Downing Street flat party

Ms Gray was due to investigate not only Mr Cain’s leaving drinks, but a gathering in the prime ministers’ Downing Street flat afterwards on the same evening.

News reports revealed that Number10 staffers heard loud music, with some claiming it was from the band ABBA, blaring from the flat upstairs. It was the same day that top aide, Domminic Cummings, left his role as chief of staff at Downing Street.

However, Ms Gray said that the effort to obtain evidence of the flat party had “only just been commenced” when the Metropolitan Police started their investigation and, she said, she had to pause hers.
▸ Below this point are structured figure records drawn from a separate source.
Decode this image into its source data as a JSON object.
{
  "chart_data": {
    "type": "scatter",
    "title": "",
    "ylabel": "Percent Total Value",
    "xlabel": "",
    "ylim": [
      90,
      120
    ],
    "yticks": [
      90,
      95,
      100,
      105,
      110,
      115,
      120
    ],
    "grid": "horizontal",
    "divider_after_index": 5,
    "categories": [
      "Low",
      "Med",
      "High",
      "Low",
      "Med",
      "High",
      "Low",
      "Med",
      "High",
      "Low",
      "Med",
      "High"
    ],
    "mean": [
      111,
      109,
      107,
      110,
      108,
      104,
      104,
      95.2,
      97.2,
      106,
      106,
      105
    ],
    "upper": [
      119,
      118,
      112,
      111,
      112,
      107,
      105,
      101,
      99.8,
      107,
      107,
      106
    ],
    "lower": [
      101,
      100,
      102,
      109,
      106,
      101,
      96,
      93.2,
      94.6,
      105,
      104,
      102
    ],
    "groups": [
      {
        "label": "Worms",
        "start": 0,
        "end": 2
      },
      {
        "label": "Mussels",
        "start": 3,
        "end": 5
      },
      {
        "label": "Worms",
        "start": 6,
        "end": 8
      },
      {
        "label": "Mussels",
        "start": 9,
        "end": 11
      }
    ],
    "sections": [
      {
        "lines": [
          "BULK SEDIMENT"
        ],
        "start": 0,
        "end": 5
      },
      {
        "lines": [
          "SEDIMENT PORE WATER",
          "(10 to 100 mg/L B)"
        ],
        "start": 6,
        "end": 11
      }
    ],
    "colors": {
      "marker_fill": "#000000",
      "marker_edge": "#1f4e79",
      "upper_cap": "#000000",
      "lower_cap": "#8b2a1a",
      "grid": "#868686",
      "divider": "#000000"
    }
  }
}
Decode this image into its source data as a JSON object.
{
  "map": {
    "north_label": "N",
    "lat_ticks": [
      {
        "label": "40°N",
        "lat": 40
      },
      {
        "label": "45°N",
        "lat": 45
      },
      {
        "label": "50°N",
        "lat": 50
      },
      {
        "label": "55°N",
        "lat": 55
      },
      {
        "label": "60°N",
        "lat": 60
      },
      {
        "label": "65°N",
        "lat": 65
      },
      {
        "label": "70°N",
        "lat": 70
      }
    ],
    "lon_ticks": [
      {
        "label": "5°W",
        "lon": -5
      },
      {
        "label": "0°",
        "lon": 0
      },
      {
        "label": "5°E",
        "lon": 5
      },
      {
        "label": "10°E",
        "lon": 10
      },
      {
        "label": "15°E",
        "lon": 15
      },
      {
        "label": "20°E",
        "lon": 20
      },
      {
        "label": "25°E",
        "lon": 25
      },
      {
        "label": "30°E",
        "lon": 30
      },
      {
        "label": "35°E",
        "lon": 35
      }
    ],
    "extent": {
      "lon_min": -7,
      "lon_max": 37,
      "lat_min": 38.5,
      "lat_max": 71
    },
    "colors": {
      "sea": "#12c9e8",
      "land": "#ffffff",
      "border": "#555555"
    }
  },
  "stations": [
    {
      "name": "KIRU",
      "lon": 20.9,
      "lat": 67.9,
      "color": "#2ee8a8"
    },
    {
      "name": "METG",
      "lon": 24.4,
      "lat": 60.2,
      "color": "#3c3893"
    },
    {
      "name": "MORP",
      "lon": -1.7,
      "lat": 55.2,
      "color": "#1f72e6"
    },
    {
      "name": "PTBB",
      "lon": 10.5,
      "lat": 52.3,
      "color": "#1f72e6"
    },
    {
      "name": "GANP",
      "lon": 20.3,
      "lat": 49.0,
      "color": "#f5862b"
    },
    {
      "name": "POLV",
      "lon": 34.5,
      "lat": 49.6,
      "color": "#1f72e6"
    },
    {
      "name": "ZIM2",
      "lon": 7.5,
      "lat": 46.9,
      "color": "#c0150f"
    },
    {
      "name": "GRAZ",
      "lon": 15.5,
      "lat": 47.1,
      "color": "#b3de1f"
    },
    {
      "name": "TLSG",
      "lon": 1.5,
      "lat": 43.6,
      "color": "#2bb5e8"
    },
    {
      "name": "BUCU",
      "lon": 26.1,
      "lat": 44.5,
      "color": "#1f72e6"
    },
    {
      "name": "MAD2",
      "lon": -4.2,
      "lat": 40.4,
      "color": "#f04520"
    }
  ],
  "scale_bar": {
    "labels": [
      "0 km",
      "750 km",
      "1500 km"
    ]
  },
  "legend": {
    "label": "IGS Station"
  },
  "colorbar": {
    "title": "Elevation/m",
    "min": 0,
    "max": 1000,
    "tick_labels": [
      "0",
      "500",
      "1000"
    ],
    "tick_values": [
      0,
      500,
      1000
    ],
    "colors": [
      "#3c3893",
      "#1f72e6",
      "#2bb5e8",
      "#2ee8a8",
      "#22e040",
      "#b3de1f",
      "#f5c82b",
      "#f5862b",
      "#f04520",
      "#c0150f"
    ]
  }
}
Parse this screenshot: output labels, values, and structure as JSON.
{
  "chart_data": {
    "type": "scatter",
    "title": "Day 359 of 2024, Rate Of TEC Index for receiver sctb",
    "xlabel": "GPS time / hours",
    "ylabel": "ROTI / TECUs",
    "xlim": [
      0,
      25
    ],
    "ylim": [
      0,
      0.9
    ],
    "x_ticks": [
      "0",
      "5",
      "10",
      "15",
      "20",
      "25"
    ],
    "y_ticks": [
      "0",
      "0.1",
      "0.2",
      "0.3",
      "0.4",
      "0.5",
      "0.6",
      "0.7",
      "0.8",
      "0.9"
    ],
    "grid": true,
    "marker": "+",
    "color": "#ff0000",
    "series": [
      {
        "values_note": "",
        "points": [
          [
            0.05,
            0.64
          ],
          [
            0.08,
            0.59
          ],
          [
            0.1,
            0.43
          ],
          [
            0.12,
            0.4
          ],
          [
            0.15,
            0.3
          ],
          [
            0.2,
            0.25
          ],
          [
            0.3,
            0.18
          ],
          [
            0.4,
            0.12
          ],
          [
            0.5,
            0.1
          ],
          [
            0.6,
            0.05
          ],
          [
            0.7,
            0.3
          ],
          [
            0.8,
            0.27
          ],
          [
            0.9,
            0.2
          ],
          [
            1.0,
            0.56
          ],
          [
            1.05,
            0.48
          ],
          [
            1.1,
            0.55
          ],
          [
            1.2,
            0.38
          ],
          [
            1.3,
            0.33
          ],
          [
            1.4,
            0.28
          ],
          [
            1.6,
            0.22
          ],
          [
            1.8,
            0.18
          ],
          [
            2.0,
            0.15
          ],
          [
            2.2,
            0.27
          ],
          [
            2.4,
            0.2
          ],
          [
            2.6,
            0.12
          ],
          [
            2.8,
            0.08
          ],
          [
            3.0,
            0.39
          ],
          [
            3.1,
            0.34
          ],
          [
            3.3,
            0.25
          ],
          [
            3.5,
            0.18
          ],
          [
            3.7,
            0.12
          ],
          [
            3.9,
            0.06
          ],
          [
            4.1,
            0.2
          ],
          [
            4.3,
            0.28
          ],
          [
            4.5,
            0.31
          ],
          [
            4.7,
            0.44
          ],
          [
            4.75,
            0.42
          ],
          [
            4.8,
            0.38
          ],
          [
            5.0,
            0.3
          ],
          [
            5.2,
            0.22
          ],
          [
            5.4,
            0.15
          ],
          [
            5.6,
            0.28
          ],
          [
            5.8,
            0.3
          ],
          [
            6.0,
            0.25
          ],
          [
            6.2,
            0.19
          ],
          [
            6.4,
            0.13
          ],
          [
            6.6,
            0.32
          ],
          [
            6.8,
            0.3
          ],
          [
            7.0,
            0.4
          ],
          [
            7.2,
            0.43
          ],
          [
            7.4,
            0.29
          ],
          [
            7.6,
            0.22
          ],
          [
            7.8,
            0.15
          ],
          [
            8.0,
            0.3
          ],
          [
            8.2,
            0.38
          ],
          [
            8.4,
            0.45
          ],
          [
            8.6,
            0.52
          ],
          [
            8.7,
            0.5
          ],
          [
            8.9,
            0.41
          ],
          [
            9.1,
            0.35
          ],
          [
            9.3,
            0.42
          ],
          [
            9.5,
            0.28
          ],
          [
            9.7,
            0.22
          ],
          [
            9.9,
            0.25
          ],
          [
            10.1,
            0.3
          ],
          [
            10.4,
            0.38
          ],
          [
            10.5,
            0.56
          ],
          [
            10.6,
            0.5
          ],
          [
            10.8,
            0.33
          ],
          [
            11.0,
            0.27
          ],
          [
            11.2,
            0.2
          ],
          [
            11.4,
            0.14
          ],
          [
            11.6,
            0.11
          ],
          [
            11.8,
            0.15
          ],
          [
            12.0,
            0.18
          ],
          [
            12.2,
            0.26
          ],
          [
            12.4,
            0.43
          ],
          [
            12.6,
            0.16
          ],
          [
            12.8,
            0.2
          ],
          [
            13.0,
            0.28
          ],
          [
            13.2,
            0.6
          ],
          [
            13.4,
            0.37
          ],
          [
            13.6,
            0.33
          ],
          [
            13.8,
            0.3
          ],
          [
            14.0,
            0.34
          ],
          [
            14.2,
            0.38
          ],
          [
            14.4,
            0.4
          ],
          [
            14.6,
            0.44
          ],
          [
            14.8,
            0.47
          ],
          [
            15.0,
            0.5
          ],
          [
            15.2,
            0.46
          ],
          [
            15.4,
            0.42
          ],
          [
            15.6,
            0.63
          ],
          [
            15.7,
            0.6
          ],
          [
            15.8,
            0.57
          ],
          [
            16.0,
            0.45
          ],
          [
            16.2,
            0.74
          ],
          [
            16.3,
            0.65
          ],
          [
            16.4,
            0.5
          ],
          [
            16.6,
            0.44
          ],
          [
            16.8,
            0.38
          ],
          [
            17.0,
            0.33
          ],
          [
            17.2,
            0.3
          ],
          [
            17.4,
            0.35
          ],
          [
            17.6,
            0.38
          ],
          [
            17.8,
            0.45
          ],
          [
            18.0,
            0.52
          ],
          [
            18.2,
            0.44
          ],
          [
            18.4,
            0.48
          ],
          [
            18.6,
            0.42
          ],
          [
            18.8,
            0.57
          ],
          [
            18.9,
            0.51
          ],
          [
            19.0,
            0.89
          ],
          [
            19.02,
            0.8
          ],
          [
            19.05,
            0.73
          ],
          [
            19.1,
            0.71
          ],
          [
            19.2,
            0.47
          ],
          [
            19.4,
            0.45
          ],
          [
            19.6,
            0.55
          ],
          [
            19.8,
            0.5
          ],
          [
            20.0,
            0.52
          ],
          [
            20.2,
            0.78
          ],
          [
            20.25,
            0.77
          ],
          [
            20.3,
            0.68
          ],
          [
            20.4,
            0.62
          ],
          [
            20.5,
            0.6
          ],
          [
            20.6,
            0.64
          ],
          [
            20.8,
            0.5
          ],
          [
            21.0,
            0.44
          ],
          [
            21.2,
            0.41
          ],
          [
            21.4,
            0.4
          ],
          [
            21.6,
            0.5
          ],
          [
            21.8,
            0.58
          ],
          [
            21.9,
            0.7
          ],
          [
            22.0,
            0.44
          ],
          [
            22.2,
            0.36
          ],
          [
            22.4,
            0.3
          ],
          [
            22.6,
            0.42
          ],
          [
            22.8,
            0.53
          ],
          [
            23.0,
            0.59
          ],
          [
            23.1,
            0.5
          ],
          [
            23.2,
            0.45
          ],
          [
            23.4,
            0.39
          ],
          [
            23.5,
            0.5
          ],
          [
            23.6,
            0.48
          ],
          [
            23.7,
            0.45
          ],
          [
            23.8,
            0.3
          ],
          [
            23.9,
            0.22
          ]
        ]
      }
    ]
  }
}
She does not name those who attended the gathering upstairs in Downing Street: “Following the announcement of the departure of Dominic Cummings and Lee Cain, a meeting was held in the No 10 flat from some time after 18.00 to discuss the handling of their departure. Five special advisers attended.

“The Prime Minister joined them at about 20.00. Food and alcohol were available. The discussion carried on later into the evening with attendees leaving at various points,” she added.

After the police closed their investigation, “I considered whether or not to conduct any further investigation into this event but concluded it was not appropriate or proportionate to do so,” Ms Gray said.

Birthday cake

Images also show the prime minister, cabinet secretary Simon Case, and chancellor Rishi Sunak attending an organised event for his birthday. They reveal sandwiches and cake and show Mr Johnson holding a can of beer.

This is the event for which Mr Johnson and Mr Sunak recieved fixed penalty notices. Mr Case, however, was not fined by the police. Ms Gray said that the prime minister and the chancellor were not aware of the event ahead of time.